When I was growing up, Rockford was truly a small city with a closely entwined topographical and social structure. It had a downtown with hospitals, cinemas, banks, department stores, and churches. It had a nearby residential area for its establishment, whose members attended the same schools, churches, and clubs. It had its rites: Thursday evening roast beef at the University Club, or fried chicken at the Country Club; Saturday morning at Stewart’s department store downtown; and Sunday morning at Smith Oil for lawnmower fuel, and the Auburn Street Hardware for grass seed.
Hemingway’s words might apply.
But after living in places where people flee from provincial childhoods — New York City, Paris and Rome — I know that parochialism is less about geography than attitude. In any place, only a tiny percentage of the people are open-minded and curious. Smaller places make it easy to know them all if you look carefully. Luckily my family did.
By the time I left Rockford for college in 1978, the transformation from “Pocket City” into a dispersive “Edge City” was well advanced.
Things fell apart; the center didn’t hold.
Like our Midwest tornadoes, the centrifugal forces of cheap land, limitless parking, and outside-city-limits zoning anarchy uprooted social and economic cohesion, flinging its bits out on the farmland between the town and Interstate 90, which connects Rockford to everywhere else. Now, the venerable downtown businesses that survived jostle with chain stores. Without a traditional street grid, cars struggle along a tangle of frontage roads and parking lots whose manufactured bucolic names suggest nothing but real-estate developers’ total lack of self-irony.
My brother, sister and I spent three days lost in the town where we grew up.

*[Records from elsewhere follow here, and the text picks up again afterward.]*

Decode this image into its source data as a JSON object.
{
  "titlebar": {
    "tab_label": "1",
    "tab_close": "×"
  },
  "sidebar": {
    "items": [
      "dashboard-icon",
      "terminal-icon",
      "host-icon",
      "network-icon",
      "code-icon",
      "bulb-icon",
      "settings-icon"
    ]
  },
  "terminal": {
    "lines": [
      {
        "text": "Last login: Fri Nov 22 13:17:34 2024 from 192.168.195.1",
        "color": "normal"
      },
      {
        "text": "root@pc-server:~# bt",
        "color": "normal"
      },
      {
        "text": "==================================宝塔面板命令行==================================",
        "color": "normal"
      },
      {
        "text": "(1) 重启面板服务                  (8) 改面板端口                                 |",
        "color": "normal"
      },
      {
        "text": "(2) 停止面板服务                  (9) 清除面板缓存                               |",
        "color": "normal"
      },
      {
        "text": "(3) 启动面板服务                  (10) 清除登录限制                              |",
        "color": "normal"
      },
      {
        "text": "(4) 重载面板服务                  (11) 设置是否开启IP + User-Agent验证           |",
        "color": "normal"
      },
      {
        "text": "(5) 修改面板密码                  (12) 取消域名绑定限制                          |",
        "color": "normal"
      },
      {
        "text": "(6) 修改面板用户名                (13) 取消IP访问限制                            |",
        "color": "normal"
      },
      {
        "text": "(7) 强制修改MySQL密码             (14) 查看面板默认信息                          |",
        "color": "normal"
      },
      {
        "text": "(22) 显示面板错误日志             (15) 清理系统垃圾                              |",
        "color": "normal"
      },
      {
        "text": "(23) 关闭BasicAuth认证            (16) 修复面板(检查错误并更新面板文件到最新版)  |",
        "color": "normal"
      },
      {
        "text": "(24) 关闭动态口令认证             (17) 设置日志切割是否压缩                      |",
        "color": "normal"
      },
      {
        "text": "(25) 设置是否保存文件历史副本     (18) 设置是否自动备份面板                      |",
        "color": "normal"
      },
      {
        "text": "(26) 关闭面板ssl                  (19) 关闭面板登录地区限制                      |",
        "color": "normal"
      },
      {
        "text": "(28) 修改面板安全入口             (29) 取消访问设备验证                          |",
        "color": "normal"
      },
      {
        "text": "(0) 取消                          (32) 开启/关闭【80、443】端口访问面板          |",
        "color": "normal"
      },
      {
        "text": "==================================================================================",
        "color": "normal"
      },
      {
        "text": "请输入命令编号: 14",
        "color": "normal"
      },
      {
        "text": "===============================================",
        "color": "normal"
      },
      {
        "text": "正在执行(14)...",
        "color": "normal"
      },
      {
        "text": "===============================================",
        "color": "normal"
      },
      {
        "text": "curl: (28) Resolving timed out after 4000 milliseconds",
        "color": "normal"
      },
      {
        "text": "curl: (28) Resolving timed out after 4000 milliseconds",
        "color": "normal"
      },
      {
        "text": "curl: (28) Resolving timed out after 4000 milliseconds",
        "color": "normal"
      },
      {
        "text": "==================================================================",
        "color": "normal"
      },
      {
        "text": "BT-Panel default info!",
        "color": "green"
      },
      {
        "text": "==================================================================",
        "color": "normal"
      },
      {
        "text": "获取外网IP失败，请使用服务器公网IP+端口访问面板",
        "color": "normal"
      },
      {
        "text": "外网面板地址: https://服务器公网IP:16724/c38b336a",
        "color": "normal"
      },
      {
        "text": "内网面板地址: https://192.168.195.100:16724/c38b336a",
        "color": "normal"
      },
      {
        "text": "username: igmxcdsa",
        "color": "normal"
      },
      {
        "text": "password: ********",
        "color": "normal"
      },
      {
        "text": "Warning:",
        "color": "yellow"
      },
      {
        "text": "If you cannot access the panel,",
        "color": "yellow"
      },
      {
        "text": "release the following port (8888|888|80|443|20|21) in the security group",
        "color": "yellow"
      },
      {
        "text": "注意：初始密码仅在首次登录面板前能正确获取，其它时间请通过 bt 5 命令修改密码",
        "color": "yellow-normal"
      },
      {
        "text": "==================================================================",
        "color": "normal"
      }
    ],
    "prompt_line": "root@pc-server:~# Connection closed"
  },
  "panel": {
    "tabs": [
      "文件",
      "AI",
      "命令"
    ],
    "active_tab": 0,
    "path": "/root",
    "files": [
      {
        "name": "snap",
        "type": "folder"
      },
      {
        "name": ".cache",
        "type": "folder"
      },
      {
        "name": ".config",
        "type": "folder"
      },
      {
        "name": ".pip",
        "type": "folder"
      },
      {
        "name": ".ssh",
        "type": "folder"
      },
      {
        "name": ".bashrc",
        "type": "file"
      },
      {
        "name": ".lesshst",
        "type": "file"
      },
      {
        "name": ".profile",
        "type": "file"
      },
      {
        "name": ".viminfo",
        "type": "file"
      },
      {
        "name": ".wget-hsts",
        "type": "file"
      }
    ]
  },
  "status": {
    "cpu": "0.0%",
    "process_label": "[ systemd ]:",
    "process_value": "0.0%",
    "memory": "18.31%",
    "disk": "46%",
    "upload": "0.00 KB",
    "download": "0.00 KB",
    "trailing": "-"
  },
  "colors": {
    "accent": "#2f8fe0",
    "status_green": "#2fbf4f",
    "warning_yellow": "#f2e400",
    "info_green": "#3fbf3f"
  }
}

But the truly disorienting things were those that hadn’t changed: including my own bedroom, with its yellowed clippings from high school on the bulletin board. Suddenly, I was an adult in childhood settings. The smell of the University Club awoke an old desire to hide in the ladies’ cloakroom and pet all the grown-ups’ fur coats. Walking on a nearby street, I could have been five, 10 or 15, and on my way to school. I knew interesting details about the inhabitants of each house. I can’t say the same for anywhere else I have lived.
As we filled bags for the Salvation Army, my brother, sister, and I shared an epiphany. We liked the idea of a familiar house, one that was also bigger and nicer than what’s available or affordable where we live. That the house was in a city with a shared family history and a pre-existing social position made the circumstances all the more appealing. So did the idea that a few Rockfordians would probably gladly slot us back in.
One day my brother and I headed for a small shopping area near our house for gas, hardware store things, and lunch at the Maid Rite restaurant. But weeds grew around the pumps. The Auburn Street Hardware was boarded up. The Maid Rite, which had hosted my first independent meals out (in fourth grade on my mother’s Garden Club days) was closed. The eponymous Maid Rite sandwich (ground beef loose on a bun) and a Coke cost $1.47.
All gone? No. It too had moved to Edge City.
We eventually found the Maid Rite in a strip mall. We had our sandwiches and Cokes.
Hemingway would have said: “And it was good.”
But headed home, the unrefined and un-Proustian taste of ground beef and onions faded from my palate. It occurred to me that the taste was all that remained of a world that had once been a whole world for me. And the words of another great American expatriate came to mind; Gertrude Stein’s epitaph for Oakland: “There is no there there.”